Sunday, December 22, 2013

İrlanda İzlenimleri 3: Barış Antlaşmasından Sonra

Barış Antlaşmasından Sonra

Barış süreciyle birlikte tutsak erkeklerin eve dönünca birçok çocuk yıllar sonra babasını görüyor. Aile içi şiddet artıyor.

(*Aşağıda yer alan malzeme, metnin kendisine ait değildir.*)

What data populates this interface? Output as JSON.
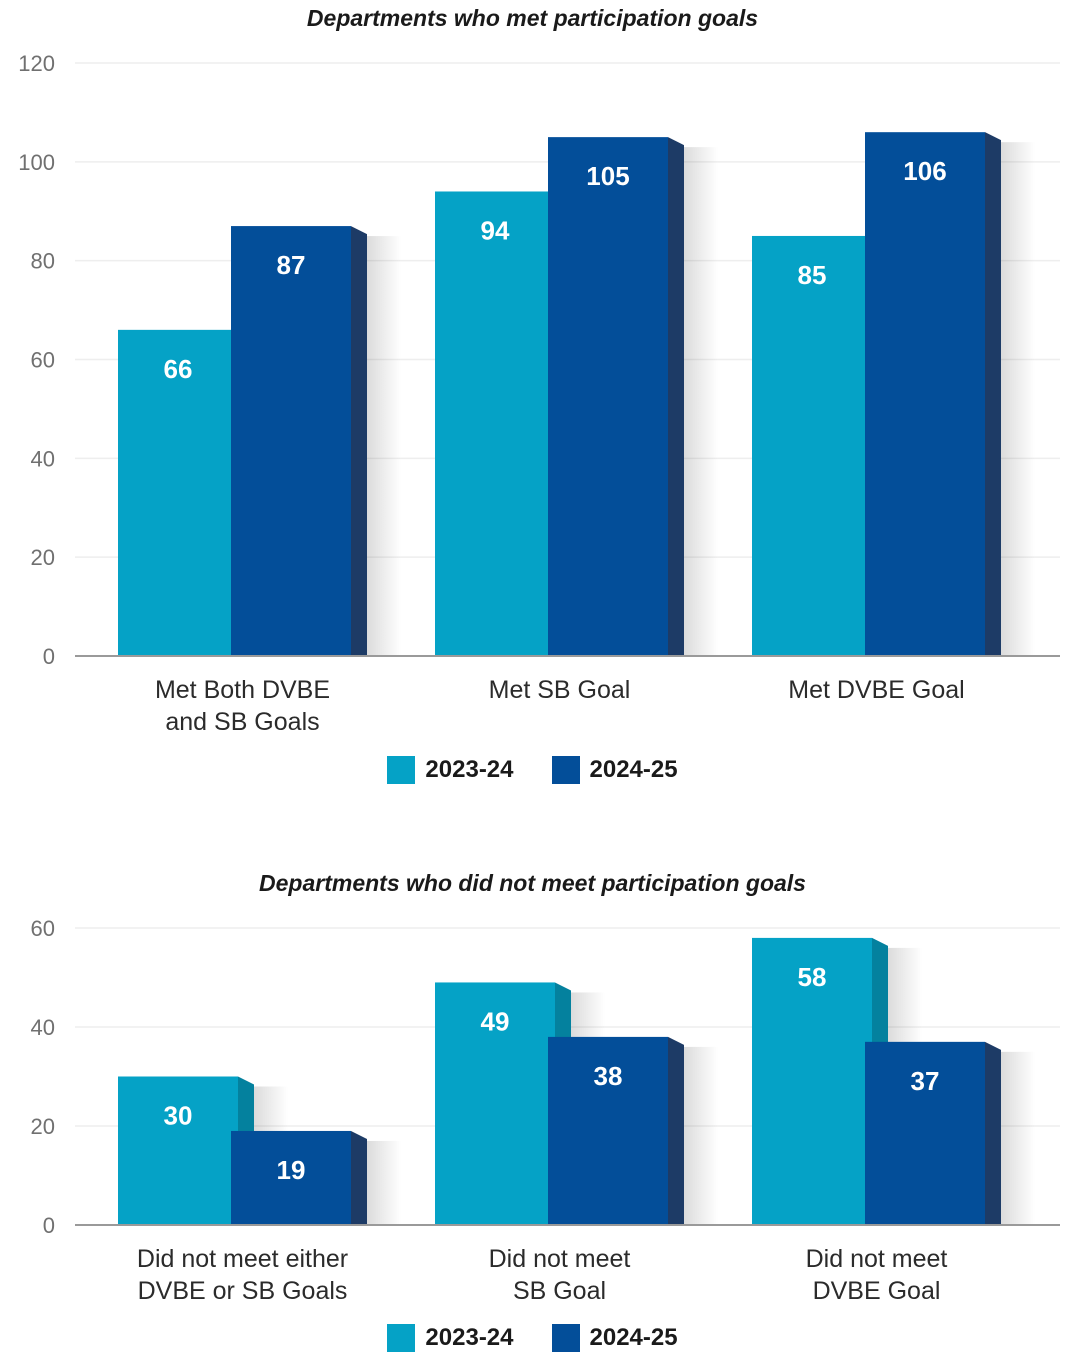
{
  "chart_data": [
    {
      "type": "bar",
      "title": "Departments who met participation goals",
      "categories": [
        [
          "Met Both DVBE",
          "and SB Goals"
        ],
        [
          "Met SB Goal"
        ],
        [
          "Met DVBE Goal"
        ]
      ],
      "series": [
        {
          "name": "2023-24",
          "values": [
            66,
            94,
            85
          ]
        },
        {
          "name": "2024-25",
          "values": [
            87,
            105,
            106
          ]
        }
      ],
      "ylim": [
        0,
        120
      ],
      "yticks": [
        0,
        20,
        40,
        60,
        80,
        100,
        120
      ],
      "grid": true,
      "legend": "bottom"
    },
    {
      "type": "bar",
      "title": "Departments who did not meet participation goals",
      "categories": [
        [
          "Did not meet either",
          "DVBE or SB Goals"
        ],
        [
          "Did not meet",
          "SB Goal"
        ],
        [
          "Did not meet",
          "DVBE Goal"
        ]
      ],
      "series": [
        {
          "name": "2023-24",
          "values": [
            30,
            49,
            58
          ]
        },
        {
          "name": "2024-25",
          "values": [
            19,
            38,
            37
          ]
        }
      ],
      "ylim": [
        0,
        60
      ],
      "yticks": [
        0,
        20,
        40,
        60
      ],
      "grid": true,
      "legend": "bottom"
    }
  ],
  "colors": {
    "series_2023_24": "#05a2c6",
    "series_2023_24_side": "#04819e",
    "series_2024_25": "#034e99",
    "series_2024_25_side": "#1d3b66",
    "grid": "#eeeeee",
    "axis": "#9a9a9a"
  }
}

Savaş döneminde tacize uğrayan birçok kadında alkolizm ve uyuşturucu kullanımı sorunları başlıyor.

İstanbul - BİA Haber Merkezi
20 Aralık 2013, Cuma 00:01
Demokratik Gelişim Enstitüsünün düzenlediği Çatışma Çözümünde Kadınların Rolü konulu çalışma gezisinin ikinci gününde Belfast’taki Kuzey İrlanda parlamentosuna giderek bir zamanlar en çok aranan “terörist”i ve bugün Sien Fein’den milletvekli olan Chrissie McCauley ile Sien Fein Lideri Gerry Adams’ın odasında görüşüyoruz.

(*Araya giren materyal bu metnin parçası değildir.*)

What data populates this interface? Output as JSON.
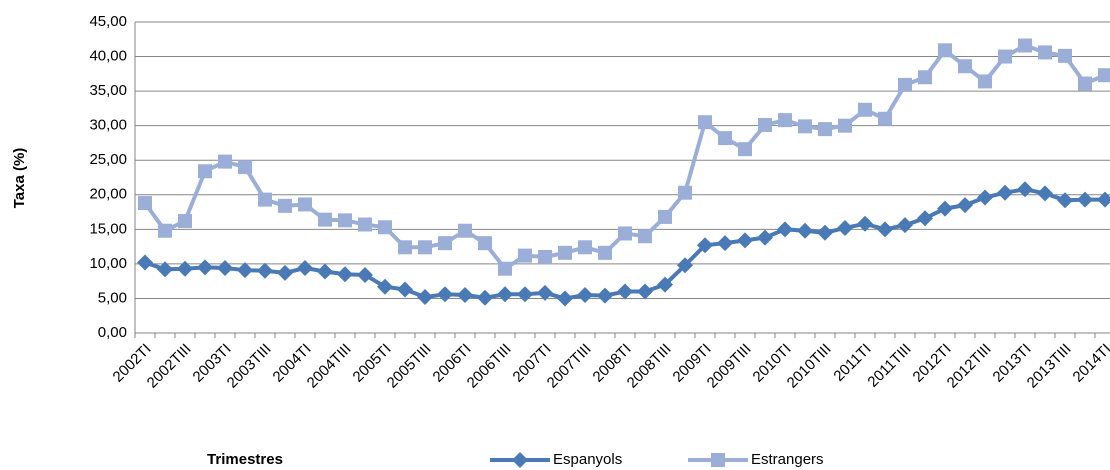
{
  "chart_data": {
    "type": "line",
    "categories": [
      "2002TI",
      null,
      "2002TIII",
      null,
      "2003TI",
      null,
      "2003TIII",
      null,
      "2004TI",
      null,
      "2004TIII",
      null,
      "2005TI",
      null,
      "2005TIII",
      null,
      "2006TI",
      null,
      "2006TIII",
      null,
      "2007TI",
      null,
      "2007TIII",
      null,
      "2008TI",
      null,
      "2008TIII",
      null,
      "2009TI",
      null,
      "2009TIII",
      null,
      "2010TI",
      null,
      "2010TIII",
      null,
      "2011TI",
      null,
      "2011TIII",
      null,
      "2012TI",
      null,
      "2012TIII",
      null,
      "2013TI",
      null,
      "2013TIII",
      null,
      "2014TI"
    ],
    "x_label": "Trimestres",
    "y_label": "Taxa (%)",
    "series": [
      {
        "name": "Espanyols",
        "color": "#4a7ab5",
        "marker": "diamond",
        "values": [
          10.2,
          9.2,
          9.3,
          9.5,
          9.4,
          9.1,
          9.0,
          8.7,
          9.4,
          8.9,
          8.5,
          8.4,
          6.7,
          6.3,
          5.2,
          5.6,
          5.5,
          5.1,
          5.6,
          5.6,
          5.8,
          5.0,
          5.5,
          5.4,
          6.0,
          6.0,
          7.0,
          9.8,
          12.7,
          13.0,
          13.4,
          13.8,
          15.0,
          14.8,
          14.5,
          15.2,
          15.8,
          15.0,
          15.6,
          16.6,
          18.0,
          18.5,
          19.6,
          20.3,
          20.8,
          20.2,
          19.2,
          19.3,
          19.3
        ]
      },
      {
        "name": "Estrangers",
        "color": "#9aaed8",
        "marker": "square",
        "values": [
          18.8,
          14.8,
          16.2,
          23.4,
          24.8,
          24.0,
          19.3,
          18.4,
          18.6,
          16.4,
          16.3,
          15.7,
          15.3,
          12.4,
          12.4,
          13.0,
          14.8,
          13.0,
          9.3,
          11.2,
          11.0,
          11.6,
          12.4,
          11.6,
          14.4,
          14.0,
          16.8,
          20.3,
          30.5,
          28.2,
          26.6,
          30.1,
          30.8,
          29.9,
          29.5,
          30.0,
          32.3,
          31.0,
          35.9,
          37.0,
          40.9,
          38.6,
          36.4,
          40.0,
          41.6,
          40.6,
          40.1,
          36.1,
          37.3
        ]
      }
    ],
    "ylim": [
      0,
      45
    ],
    "yticks": [
      {
        "value": 0,
        "label": "0,00"
      },
      {
        "value": 5,
        "label": "5,00"
      },
      {
        "value": 10,
        "label": "10,00"
      },
      {
        "value": 15,
        "label": "15,00"
      },
      {
        "value": 20,
        "label": "20,00"
      },
      {
        "value": 25,
        "label": "25,00"
      },
      {
        "value": 30,
        "label": "30,00"
      },
      {
        "value": 35,
        "label": "35,00"
      },
      {
        "value": 40,
        "label": "40,00"
      },
      {
        "value": 45,
        "label": "45,00"
      }
    ],
    "grid": true
  }
}
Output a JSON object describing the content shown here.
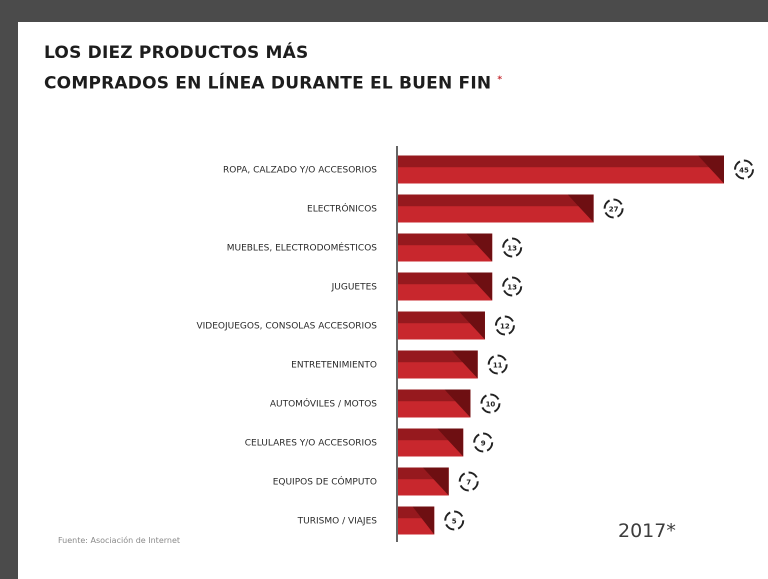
{
  "title_line1": "LOS DIEZ PRODUCTOS MÁS",
  "title_line2": "COMPRADOS EN LÍNEA DURANTE EL BUEN FIN",
  "title_mark": "*",
  "source": "Fuente: Asociación de Internet",
  "year": "2017*",
  "colors": {
    "bar": "#c8272d",
    "bar_dark": "#6e0f12",
    "axis": "#333333",
    "frame": "#4b4b4b"
  },
  "chart_data": {
    "type": "bar",
    "orientation": "horizontal",
    "title": "LOS DIEZ PRODUCTOS MÁS COMPRADOS EN LÍNEA DURANTE EL BUEN FIN*",
    "categories": [
      "ROPA, CALZADO Y/O ACCESORIOS",
      "ELECTRÓNICOS",
      "MUEBLES, ELECTRODOMÉSTICOS",
      "JUGUETES",
      "VIDEOJUEGOS, CONSOLAS ACCESORIOS",
      "ENTRETENIMIENTO",
      "AUTOMÓVILES / MOTOS",
      "CELULARES Y/O ACCESORIOS",
      "EQUIPOS DE CÓMPUTO",
      "TURISMO / VIAJES"
    ],
    "values": [
      45,
      27,
      13,
      13,
      12,
      11,
      10,
      9,
      7,
      5
    ],
    "value_labels": [
      "45",
      "27",
      "13",
      "13",
      "12",
      "11",
      "10",
      "9",
      "7",
      "5"
    ],
    "xlim": [
      0,
      45
    ],
    "grid": false,
    "legend": "none"
  }
}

McCauley 7 yıldır parlamentoda görev yapıyor. 15 yaşından beri hareketin içinde olduğunu belirtiyor. “1969’da İngiltere ordusunun gelip bizlere saldırmasına bir tepki olarak sokaklara çıktık. İngiltere ordusu evlerimize kadar girdi. İnsanlar evlerinden çıkarıldı, bizlere ayrımcılık yapıldı. Oy kullanma hakkımız elimizden alındı. Ben de sokaklarda insanların haklarını savunmaya başladım. 1975’te Dublin’de cezaevine atıldım. O dönem hapisteki tek kadın siyasi tutukluydum. Hapisteyken diğer tutuklular için mücadele verdiğim için  sürekli ceza alıyordum. Thatcher politikaları yüzünden hapiste açlık grevleri oluyordu, dışarıdaki kadınlar da bu protestolara katıldı. Hapishanelerde çok acı çekildi. Thatcher’ın politikaları yüzünden hapishanelerdeki açlık grevinde yoldaşlarımızı kaybettik. 79’da hapisten çıktım, Sien Feine katıldım” diye özetliyor siyasi geçmişini.

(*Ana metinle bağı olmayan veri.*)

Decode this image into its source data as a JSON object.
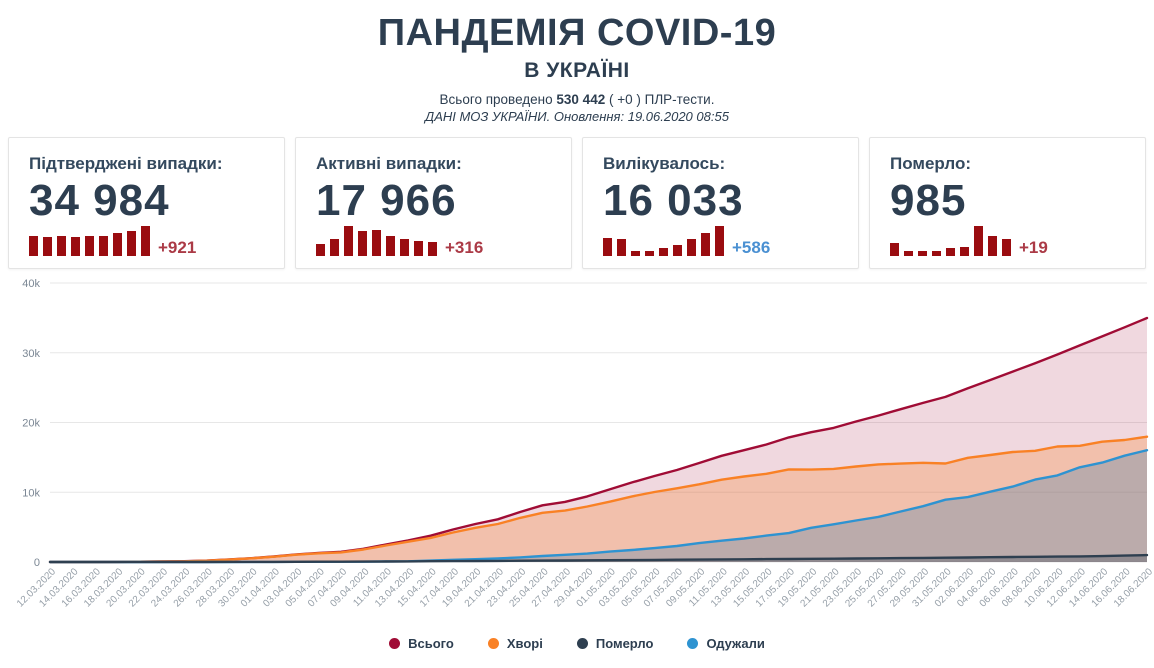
{
  "header": {
    "title": "ПАНДЕМІЯ COVID-19",
    "subtitle": "В УКРАЇНІ",
    "tests_prefix": "Всього проведено",
    "tests_count": "530 442",
    "tests_suffix": "( +0 ) ПЛР-тести.",
    "update_line": "ДАНІ МОЗ УКРАЇНИ. Оновлення: 19.06.2020 08:55"
  },
  "cards": [
    {
      "label": "Підтверджені випадки:",
      "value": "34 984",
      "delta": "+921",
      "delta_color": "#ab3a46",
      "bar_color": "#9a0c10",
      "bars": [
        0.66,
        0.63,
        0.65,
        0.63,
        0.65,
        0.65,
        0.78,
        0.83,
        1.0
      ]
    },
    {
      "label": "Активні випадки:",
      "value": "17 966",
      "delta": "+316",
      "delta_color": "#ab3a46",
      "bar_color": "#9a0c10",
      "bars": [
        0.4,
        0.58,
        1.0,
        0.82,
        0.86,
        0.65,
        0.58,
        0.5,
        0.45
      ]
    },
    {
      "label": "Вилікувалось:",
      "value": "16 033",
      "delta": "+586",
      "delta_color": "#4a90d2",
      "bar_color": "#9a0c10",
      "bars": [
        0.6,
        0.58,
        0.15,
        0.15,
        0.26,
        0.38,
        0.55,
        0.75,
        1.0
      ]
    },
    {
      "label": "Померло:",
      "value": "985",
      "delta": "+19",
      "delta_color": "#ab3a46",
      "bar_color": "#9a0c10",
      "bars": [
        0.42,
        0.17,
        0.17,
        0.17,
        0.28,
        0.31,
        1.0,
        0.67,
        0.56
      ]
    }
  ],
  "chart_data": {
    "type": "area",
    "title": "",
    "xlabel": "",
    "ylabel": "",
    "ylim": [
      0,
      40000
    ],
    "grid": true,
    "legend_position": "bottom",
    "yticks": [
      {
        "v": 0,
        "label": "0"
      },
      {
        "v": 10000,
        "label": "10k"
      },
      {
        "v": 20000,
        "label": "20k"
      },
      {
        "v": 30000,
        "label": "30k"
      },
      {
        "v": 40000,
        "label": "40k"
      }
    ],
    "x": [
      "12.03.2020",
      "14.03.2020",
      "16.03.2020",
      "18.03.2020",
      "20.03.2020",
      "22.03.2020",
      "24.03.2020",
      "26.03.2020",
      "28.03.2020",
      "30.03.2020",
      "01.04.2020",
      "03.04.2020",
      "05.04.2020",
      "07.04.2020",
      "09.04.2020",
      "11.04.2020",
      "13.04.2020",
      "15.04.2020",
      "17.04.2020",
      "19.04.2020",
      "21.04.2020",
      "23.04.2020",
      "25.04.2020",
      "27.04.2020",
      "29.04.2020",
      "01.05.2020",
      "03.05.2020",
      "05.05.2020",
      "07.05.2020",
      "09.05.2020",
      "11.05.2020",
      "13.05.2020",
      "15.05.2020",
      "17.05.2020",
      "19.05.2020",
      "21.05.2020",
      "23.05.2020",
      "25.05.2020",
      "27.05.2020",
      "29.05.2020",
      "31.05.2020",
      "02.06.2020",
      "04.06.2020",
      "06.06.2020",
      "08.06.2020",
      "10.06.2020",
      "12.06.2020",
      "14.06.2020",
      "16.06.2020",
      "18.06.2020"
    ],
    "series": [
      {
        "name": "Всього",
        "color": "#a00c35",
        "fill": "rgba(160,13,54,0.16)",
        "values": [
          3,
          3,
          7,
          14,
          41,
          73,
          113,
          196,
          356,
          548,
          794,
          1096,
          1308,
          1462,
          1892,
          2511,
          3102,
          3764,
          4662,
          5449,
          6125,
          7170,
          8125,
          8617,
          9410,
          10406,
          11411,
          12331,
          13184,
          14195,
          15232,
          16023,
          16847,
          17858,
          18616,
          19230,
          20148,
          20986,
          21905,
          22811,
          23672,
          24900,
          26100,
          27300,
          28500,
          29750,
          31050,
          32350,
          33650,
          34984
        ]
      },
      {
        "name": "Хворі",
        "color": "#f98125",
        "fill": "rgba(249,129,37,0.27)",
        "values": [
          3,
          2,
          6,
          12,
          38,
          69,
          107,
          190,
          342,
          527,
          760,
          1046,
          1244,
          1372,
          1790,
          2359,
          2912,
          3453,
          4227,
          4900,
          5441,
          6319,
          7060,
          7376,
          7964,
          8647,
          9409,
          10040,
          10567,
          11141,
          11800,
          12259,
          12647,
          13280,
          13254,
          13349,
          13694,
          13990,
          14107,
          14228,
          14127,
          14945,
          15339,
          15777,
          15942,
          16559,
          16665,
          17254,
          17492,
          17966
        ]
      },
      {
        "name": "Одужали",
        "color": "#2e93d1",
        "fill": "rgba(46,120,170,0.28)",
        "values": [
          0,
          0,
          0,
          0,
          0,
          1,
          1,
          1,
          5,
          8,
          14,
          22,
          28,
          45,
          45,
          79,
          97,
          203,
          310,
          408,
          523,
          664,
          864,
          1032,
          1207,
          1498,
          1723,
          1988,
          2290,
          2706,
          3060,
          3373,
          3790,
          4143,
          4906,
          5405,
          5955,
          6461,
          7234,
          7995,
          8934,
          9311,
          10078,
          10809,
          11812,
          12412,
          13575,
          14253,
          15247,
          16033
        ]
      },
      {
        "name": "Померло",
        "color": "#2e3f50",
        "fill": "rgba(46,63,80,0.30)",
        "values": [
          0,
          1,
          1,
          2,
          3,
          3,
          5,
          5,
          9,
          13,
          20,
          28,
          36,
          45,
          57,
          73,
          93,
          108,
          125,
          141,
          161,
          187,
          201,
          209,
          239,
          261,
          279,
          303,
          327,
          348,
          372,
          391,
          410,
          435,
          456,
          476,
          499,
          535,
          564,
          588,
          611,
          644,
          683,
          714,
          746,
          779,
          810,
          843,
          911,
          985
        ]
      }
    ],
    "legend": [
      {
        "label": "Всього",
        "color": "#a00c35"
      },
      {
        "label": "Хворі",
        "color": "#f98125"
      },
      {
        "label": "Померло",
        "color": "#2e3f50"
      },
      {
        "label": "Одужали",
        "color": "#2e93d1"
      }
    ]
  }
}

İrlanda’da 1998’de imzalanan Hayırlı Cuma antlaşması, halk arasındaki deyimiyle Barış Antlaşması sonrası neler yapıldığı gezi boyunca ele aldığımız konulardan biriydi. McCauley çatışmayı oluşturan nedenlerin birçoğunu tartışmadan barış anlaşmasını imzaladıklarını, birçok konunun barış anlaşmasından sonra tek tek ele alınmaya başlandığını belirtiyor. Bu süreçte sivil toplum, özellikle de kadın merkezleri önemli işlevler görüyor.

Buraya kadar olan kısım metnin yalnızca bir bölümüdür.